For Kathy Lee Kappmeir

 

Just as the doctors predicted upon her diagnosis,

she held out for two years in spite of her conviction that

holistic treatments and prayers to Hindu gods and goddesses

would heal the body that had betrayed her life of clean living.

 

Two arduous years, three 2-hour phone calls each week;

I listened, consoled, and tucked away my own unraveling life

because that’s what was needed and she was my friend and I loved her.

 

I sat present as she wailed her resentment and jealousy of healthy people.

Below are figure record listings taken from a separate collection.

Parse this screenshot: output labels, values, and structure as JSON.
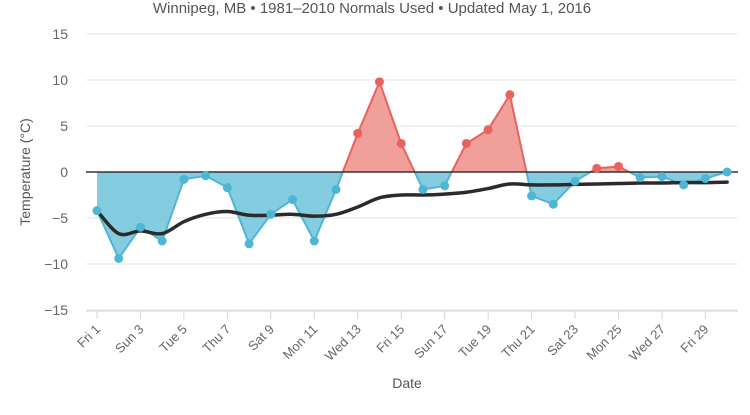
{
  "chart_data": {
    "type": "area",
    "subtitle": "Winnipeg, MB • 1981–2010 Normals Used • Updated May 1, 2016",
    "xlabel": "Date",
    "ylabel": "Temperature (°C)",
    "ylim": [
      -15,
      15
    ],
    "yticks": [
      15,
      10,
      5,
      0,
      -5,
      -10,
      -15
    ],
    "x": [
      1,
      2,
      3,
      4,
      5,
      6,
      7,
      8,
      9,
      10,
      11,
      12,
      13,
      14,
      15,
      16,
      17,
      18,
      19,
      20,
      21,
      22,
      23,
      24,
      25,
      26,
      27,
      28,
      29,
      30
    ],
    "xticks": [
      {
        "day": 1,
        "label": "Fri 1"
      },
      {
        "day": 3,
        "label": "Sun 3"
      },
      {
        "day": 5,
        "label": "Tue 5"
      },
      {
        "day": 7,
        "label": "Thu 7"
      },
      {
        "day": 9,
        "label": "Sat 9"
      },
      {
        "day": 11,
        "label": "Mon 11"
      },
      {
        "day": 13,
        "label": "Wed 13"
      },
      {
        "day": 15,
        "label": "Fri 15"
      },
      {
        "day": 17,
        "label": "Sun 17"
      },
      {
        "day": 19,
        "label": "Tue 19"
      },
      {
        "day": 21,
        "label": "Thu 21"
      },
      {
        "day": 23,
        "label": "Sat 23"
      },
      {
        "day": 25,
        "label": "Mon 25"
      },
      {
        "day": 27,
        "label": "Wed 27"
      },
      {
        "day": 29,
        "label": "Fri 29"
      }
    ],
    "series": [
      {
        "key": "anomaly",
        "values": [
          -4.2,
          -9.4,
          -6.0,
          -7.5,
          -0.8,
          -0.4,
          -1.7,
          -7.8,
          -4.6,
          -3.0,
          -7.5,
          -1.9,
          4.2,
          9.8,
          3.1,
          -1.9,
          -1.5,
          3.1,
          4.6,
          8.4,
          -2.6,
          -3.5,
          -1.0,
          0.4,
          0.6,
          -0.6,
          -0.5,
          -1.4,
          -0.7,
          0.0
        ]
      },
      {
        "key": "normal",
        "values": [
          -4.2,
          -6.7,
          -6.4,
          -6.7,
          -5.4,
          -4.6,
          -4.3,
          -4.7,
          -4.7,
          -4.6,
          -4.8,
          -4.6,
          -3.8,
          -2.8,
          -2.5,
          -2.5,
          -2.4,
          -2.2,
          -1.8,
          -1.3,
          -1.4,
          -1.4,
          -1.35,
          -1.3,
          -1.25,
          -1.2,
          -1.2,
          -1.15,
          -1.15,
          -1.1
        ]
      }
    ],
    "colors": {
      "below": "#4fb5d4",
      "below_fill": "#6ec3db",
      "above": "#e8625e",
      "above_fill": "#ee8e8a",
      "normal_line": "#2b2b2b",
      "grid": "#e6e6e6",
      "zero_line": "#333333",
      "axis_text": "#666666",
      "title_text": "#555555"
    },
    "grid": true,
    "legend": "none"
  }
}
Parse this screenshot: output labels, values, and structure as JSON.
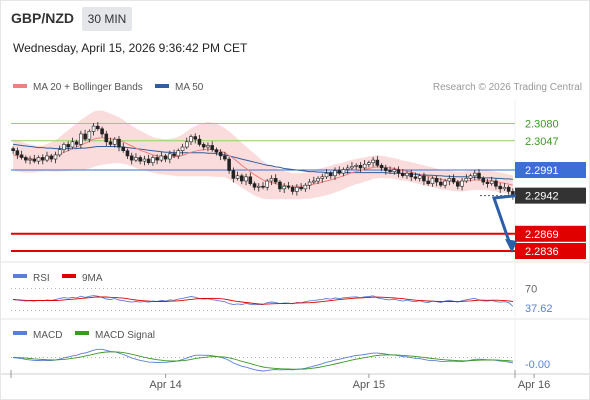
{
  "header": {
    "symbol": "GBP/NZD",
    "timeframe": "30 MIN",
    "datetime": "Wednesday, April 15, 2026 9:36:42 PM CET"
  },
  "credit": "Research © 2026 Trading Central",
  "colors": {
    "up_candle": "#ffffff",
    "down_candle": "#222222",
    "bollinger_band": "#f9d0d0",
    "ma20": "#f08080",
    "ma50": "#2f5fa0",
    "resistance": "#8fd16a",
    "pivot": "#3b6fd6",
    "support": "#e00000",
    "current": "#333333",
    "arrow": "#2d5ea8",
    "rsi": "#5b7fd6",
    "rsi_ma": "#e00000",
    "macd": "#5b7fd6",
    "macd_signal": "#3a9a20"
  },
  "chart_data": [
    {
      "type": "candlestick",
      "panel": "price",
      "legend": [
        {
          "label": "MA 20 + Bollinger Bands",
          "color": "#f08080"
        },
        {
          "label": "MA 50",
          "color": "#2f5fa0"
        }
      ],
      "ylim": [
        2.2815,
        2.3125
      ],
      "x_ticks": [
        {
          "label": "Apr 14",
          "index": 36
        },
        {
          "label": "Apr 15",
          "index": 84
        },
        {
          "label": "Apr 16",
          "index": 123
        }
      ],
      "levels": [
        {
          "label": "2.3080",
          "value": 2.308,
          "kind": "resistance"
        },
        {
          "label": "2.3047",
          "value": 2.3047,
          "kind": "resistance"
        },
        {
          "label": "2.2991",
          "value": 2.2991,
          "kind": "pivot"
        },
        {
          "label": "2.2942",
          "value": 2.2942,
          "kind": "current"
        },
        {
          "label": "2.2869",
          "value": 2.2869,
          "kind": "support"
        },
        {
          "label": "2.2836",
          "value": 2.2836,
          "kind": "support"
        }
      ],
      "forecast_arrow": {
        "from_value": 2.2942,
        "to_value": 2.2836
      },
      "closes": [
        2.3028,
        2.302,
        2.3015,
        2.301,
        2.3012,
        2.3008,
        2.3015,
        2.301,
        2.3018,
        2.3012,
        2.302,
        2.303,
        2.304,
        2.3035,
        2.3045,
        2.304,
        2.306,
        2.305,
        2.3065,
        2.3075,
        2.307,
        2.306,
        2.3045,
        2.304,
        2.305,
        2.3035,
        2.3028,
        2.3018,
        2.301,
        2.3015,
        2.3008,
        2.3012,
        2.3005,
        2.3015,
        2.301,
        2.3018,
        2.3012,
        2.3022,
        2.3018,
        2.3028,
        2.3035,
        2.3045,
        2.3055,
        2.305,
        2.304,
        2.3035,
        2.3038,
        2.303,
        2.3025,
        2.3018,
        2.3012,
        2.299,
        2.2975,
        2.298,
        2.297,
        2.2978,
        2.2965,
        2.2958,
        2.296,
        2.2958,
        2.297,
        2.2975,
        2.2968,
        2.2955,
        2.296,
        2.2958,
        2.295,
        2.2958,
        2.2955,
        2.2962,
        2.2968,
        2.297,
        2.2975,
        2.2978,
        2.2985,
        2.298,
        2.299,
        2.2985,
        2.2992,
        2.2995,
        2.2998,
        2.3,
        2.2995,
        2.3002,
        2.3005,
        2.301,
        2.3,
        2.2995,
        2.299,
        2.2988,
        2.2992,
        2.2985,
        2.298,
        2.2985,
        2.2978,
        2.2975,
        2.298,
        2.297,
        2.2965,
        2.2975,
        2.2968,
        2.2962,
        2.297,
        2.2975,
        2.2968,
        2.296,
        2.297,
        2.2975,
        2.298,
        2.2985,
        2.2975,
        2.2968,
        2.2965,
        2.297,
        2.296,
        2.2955,
        2.2958,
        2.295,
        2.2942
      ],
      "ma20": [
        2.302,
        2.3018,
        2.3016,
        2.3014,
        2.3013,
        2.3012,
        2.3013,
        2.3013,
        2.3015,
        2.3016,
        2.3018,
        2.3021,
        2.3025,
        2.3028,
        2.3032,
        2.3035,
        2.3039,
        2.3042,
        2.3046,
        2.305,
        2.3052,
        2.3053,
        2.3052,
        2.3051,
        2.305,
        2.3048,
        2.3045,
        2.3041,
        2.3037,
        2.3033,
        2.3029,
        2.3026,
        2.3023,
        2.302,
        2.3018,
        2.3017,
        2.3016,
        2.3016,
        2.3016,
        2.3017,
        2.3019,
        2.3022,
        2.3025,
        2.3027,
        2.3029,
        2.303,
        2.3031,
        2.303,
        2.3029,
        2.3027,
        2.3024,
        2.3019,
        2.3013,
        2.3007,
        2.3,
        2.2994,
        2.2988,
        2.2982,
        2.2977,
        2.2972,
        2.2969,
        2.2967,
        2.2965,
        2.2963,
        2.2962,
        2.2961,
        2.296,
        2.296,
        2.296,
        2.2961,
        2.2962,
        2.2964,
        2.2966,
        2.2968,
        2.297,
        2.2972,
        2.2975,
        2.2977,
        2.298,
        2.2983,
        2.2986,
        2.2988,
        2.299,
        2.2992,
        2.2994,
        2.2996,
        2.2997,
        2.2997,
        2.2996,
        2.2995,
        2.2994,
        2.2992,
        2.299,
        2.2989,
        2.2987,
        2.2985,
        2.2983,
        2.2981,
        2.2979,
        2.2977,
        2.2975,
        2.2973,
        2.2972,
        2.2971,
        2.297,
        2.2969,
        2.2969,
        2.297,
        2.2971,
        2.2972,
        2.2972,
        2.2972,
        2.2971,
        2.297,
        2.2969,
        2.2967,
        2.2966,
        2.2964,
        2.2962
      ],
      "ma50": [
        2.304,
        2.3039,
        2.3038,
        2.3037,
        2.3036,
        2.3035,
        2.3034,
        2.3034,
        2.3033,
        2.3033,
        2.3032,
        2.3032,
        2.3032,
        2.3032,
        2.3032,
        2.3032,
        2.3033,
        2.3033,
        2.3034,
        2.3035,
        2.3036,
        2.3036,
        2.3036,
        2.3036,
        2.3036,
        2.3035,
        2.3035,
        2.3034,
        2.3033,
        2.3032,
        2.3031,
        2.303,
        2.3029,
        2.3028,
        2.3027,
        2.3026,
        2.3025,
        2.3025,
        2.3024,
        2.3024,
        2.3024,
        2.3024,
        2.3024,
        2.3024,
        2.3024,
        2.3024,
        2.3023,
        2.3023,
        2.3022,
        2.3021,
        2.302,
        2.3018,
        2.3016,
        2.3014,
        2.3012,
        2.301,
        2.3008,
        2.3006,
        2.3004,
        2.3002,
        2.3,
        2.2999,
        2.2997,
        2.2996,
        2.2994,
        2.2993,
        2.2992,
        2.2991,
        2.299,
        2.2989,
        2.2988,
        2.2988,
        2.2987,
        2.2987,
        2.2986,
        2.2986,
        2.2986,
        2.2986,
        2.2986,
        2.2986,
        2.2986,
        2.2986,
        2.2986,
        2.2986,
        2.2986,
        2.2986,
        2.2986,
        2.2986,
        2.2986,
        2.2985,
        2.2985,
        2.2985,
        2.2984,
        2.2984,
        2.2983,
        2.2983,
        2.2982,
        2.2982,
        2.2981,
        2.2981,
        2.298,
        2.298,
        2.2979,
        2.2979,
        2.2978,
        2.2978,
        2.2978,
        2.2978,
        2.2977,
        2.2977,
        2.2977,
        2.2976,
        2.2976,
        2.2976,
        2.2975,
        2.2975,
        2.2974,
        2.2974,
        2.2973
      ],
      "bb_width": [
        0.003,
        0.003,
        0.0029,
        0.0028,
        0.0027,
        0.0026,
        0.0025,
        0.0025,
        0.0026,
        0.0028,
        0.003,
        0.0033,
        0.0036,
        0.0039,
        0.0042,
        0.0045,
        0.0048,
        0.005,
        0.0052,
        0.0053,
        0.0053,
        0.0052,
        0.005,
        0.0048,
        0.0046,
        0.0044,
        0.0042,
        0.004,
        0.0039,
        0.0038,
        0.0037,
        0.0036,
        0.0035,
        0.0034,
        0.0034,
        0.0034,
        0.0034,
        0.0035,
        0.0036,
        0.0038,
        0.004,
        0.0043,
        0.0046,
        0.0048,
        0.005,
        0.0051,
        0.0052,
        0.0052,
        0.0051,
        0.0049,
        0.0047,
        0.0046,
        0.0045,
        0.0044,
        0.0043,
        0.0042,
        0.0041,
        0.004,
        0.0038,
        0.0036,
        0.0034,
        0.0032,
        0.003,
        0.0028,
        0.0027,
        0.0026,
        0.0025,
        0.0025,
        0.0025,
        0.0025,
        0.0026,
        0.0026,
        0.0027,
        0.0027,
        0.0027,
        0.0027,
        0.0027,
        0.0026,
        0.0026,
        0.0025,
        0.0025,
        0.0024,
        0.0024,
        0.0023,
        0.0023,
        0.0022,
        0.0022,
        0.0021,
        0.0021,
        0.002,
        0.002,
        0.002,
        0.0019,
        0.0019,
        0.0019,
        0.0019,
        0.0019,
        0.0019,
        0.0019,
        0.0019,
        0.0019,
        0.0019,
        0.0019,
        0.0019,
        0.0019,
        0.0019,
        0.0019,
        0.0019,
        0.0019,
        0.0019,
        0.0019,
        0.0019,
        0.0019,
        0.0019,
        0.0019,
        0.0019,
        0.0019,
        0.0019,
        0.0019
      ]
    },
    {
      "type": "line",
      "panel": "rsi",
      "series": [
        {
          "name": "RSI",
          "color": "#5b7fd6"
        },
        {
          "name": "9MA",
          "color": "#e00000"
        }
      ],
      "ylim": [
        20,
        80
      ],
      "levels": [
        70,
        30
      ],
      "level_label": "70",
      "last_value_label": "37.62"
    },
    {
      "type": "line",
      "panel": "macd",
      "series": [
        {
          "name": "MACD",
          "color": "#5b7fd6"
        },
        {
          "name": "MACD Signal",
          "color": "#3a9a20"
        }
      ],
      "ylim": [
        -0.002,
        0.002
      ],
      "zero_label": "-0.00"
    }
  ]
}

I bore witness to her endless pain…

the chemo that stole the long, wavy hair she did not previously know

was such a crucial component of her femininity,

the radiation that burned anus and vulva leaving her scarred and

naked as the child she was some 40 odd years before,

and the countless indignities of gas and vomit, and shit and piss.

 

She could not speak the last months on hospice

and I could not sit present, in silence, long-distance.

 

She died on my birthday.

I still do not know what meaning to make of that.

I tell myself it was her way of saying good-bye,

but a week from the anniversary of her release

it provides not one grain of solace.

 

I think I should be over it by now,

that grief should be complete and

appropriately tucked away into the murky caverns of history.

But the cave is cold and wet

and dark and

I feel the aching space she left behind

like a chasm deep into the bowels of suffering

called grief.

 

That bruised darkness still erupts,

leaking the tears I could not yield when she left me

being far too dry and brittle with my own exhaustion.

 

The bruised darkness still erupts, and

four years later,

I still do not know how to fully grieve the loss of my friend.